Last night I sat on my couch, sketch pad on my lap and phone to my ear. I was talking to Pamela Rickenbach from Blue Star Equiculture, the Working Horse Sanctuary in MA. It was Pamela who asked me to make the wall hanging for Blue Star to use as their logo. She had a dream, she told me, and I was supposed to make it for them. So I did, trusting her and her dream. And Pamela loved the piece, saw meaning in the imagery and every choice of fabric including the piece I put on the back. And I was happy and she was happy and I thought that was that.
Then Pamela sent me a link to a movie called Dakata 38. She said I had to watch it. It’s the story of a Native American man who has a dream that he must go on a healing ride from his reservation to Mankato Minnesota, to the site of the mass execution of 38 Souix/Dakota by the United States government in 1862. He is also Vietnam Veteran who killed 38 men in the war. So, in 2012, he gathered a group of people and they rode on horseback for weeks through December blizzards to reach their destination on the anniversary of the hanging. It’s a powerful movie filled with emotion and personal healing as well as healing between Native Americans and Whites and communities. They have been making the trip every year since. And I was moved by it for sure, but wondered what it had to do with me and my wall hanging.
A few weeks later Pamela messaged me on facebook saying that she was going to gather all the horse supplies that had been donated to Blue Star Equiculture, that she couldn’t use, and bring them to the Reservation in South Dakota and donate it all for the annual Dakota 38 ride. Then she told me she was making t-shirts with the logo I had designed for them and was going to give them to the people to wear during the ride.

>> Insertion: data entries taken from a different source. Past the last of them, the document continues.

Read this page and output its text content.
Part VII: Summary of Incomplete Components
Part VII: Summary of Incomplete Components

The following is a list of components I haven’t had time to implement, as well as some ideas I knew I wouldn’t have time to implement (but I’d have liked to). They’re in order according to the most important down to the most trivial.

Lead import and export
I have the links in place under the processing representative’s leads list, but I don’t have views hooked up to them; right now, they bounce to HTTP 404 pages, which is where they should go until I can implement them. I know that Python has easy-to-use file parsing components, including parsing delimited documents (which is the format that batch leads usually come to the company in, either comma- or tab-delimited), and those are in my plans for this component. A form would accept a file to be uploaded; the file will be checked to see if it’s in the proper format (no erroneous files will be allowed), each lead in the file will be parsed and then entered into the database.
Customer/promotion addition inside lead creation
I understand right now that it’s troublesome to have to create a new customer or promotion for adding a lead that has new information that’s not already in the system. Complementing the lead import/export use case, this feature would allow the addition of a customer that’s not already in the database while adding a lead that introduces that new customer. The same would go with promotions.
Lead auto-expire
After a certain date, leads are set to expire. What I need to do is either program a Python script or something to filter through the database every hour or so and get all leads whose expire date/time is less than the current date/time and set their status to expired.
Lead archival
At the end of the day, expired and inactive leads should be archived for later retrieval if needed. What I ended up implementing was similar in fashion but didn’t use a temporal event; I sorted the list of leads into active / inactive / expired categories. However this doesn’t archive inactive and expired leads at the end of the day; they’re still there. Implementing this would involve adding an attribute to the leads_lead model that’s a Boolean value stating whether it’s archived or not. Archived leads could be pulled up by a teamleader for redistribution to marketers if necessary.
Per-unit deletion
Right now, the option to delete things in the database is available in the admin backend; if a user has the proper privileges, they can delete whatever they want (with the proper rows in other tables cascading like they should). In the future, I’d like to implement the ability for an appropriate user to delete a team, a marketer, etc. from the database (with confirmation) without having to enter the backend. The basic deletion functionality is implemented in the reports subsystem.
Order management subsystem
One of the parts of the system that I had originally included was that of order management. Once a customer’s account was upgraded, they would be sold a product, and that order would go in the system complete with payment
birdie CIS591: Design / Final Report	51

And suddenly, I understood that my work had made a connection to this group of people taking this healing ride. That although I have no connection to the Native American community and have only recently become interested in horses, through my work, without meaning to, I touched the place in me and them that connect. It was then I realized that even without my work, the ride has something to do with me, as it has to do with all of us. Because we all have it in us to hurt and even destroy life and the ability to heal and forgive.
So when Pamela asked me and Jon to go on the trip to South Dakota with her to help deliver the horse gear, I knew I wanted to go. It wasn’t a practical decision, it just felt right. It appeals to my sense of adventure, but it also seems to be a part of this new path that I’m on. One I’m trying to better understand. The path that has to do with horses and their connections to human and to me personally. And about a different way to think. One that is less linear and not based in reason, one that treats dreams and visions as important as waking life.
I wasn’t really sure if the trip was actually going to happen, I hadn’t heard from Pamela about it in weeks. And I didn’t feel comfortable writing about it, it was all so new and close. But talking to Pamela last night I was reassured and excited all over again about the trip to South Dakota. Pamela talks in circular stories and dreams and my communications with her are as much about feeling as hearing what she is saying. Last night when I got off the phone, my mind was swirling with pictures from her stories about the horses that have recently come to Blue Star, to her story about living in the Amazon and the beginnings of the plans for the trip to South Dakota. Now I don’t doubt that it will happen. And like my trip to Gee’s Bend, Alabama, I don’t know what it will bring, but I know it’s something that’s important for me to do.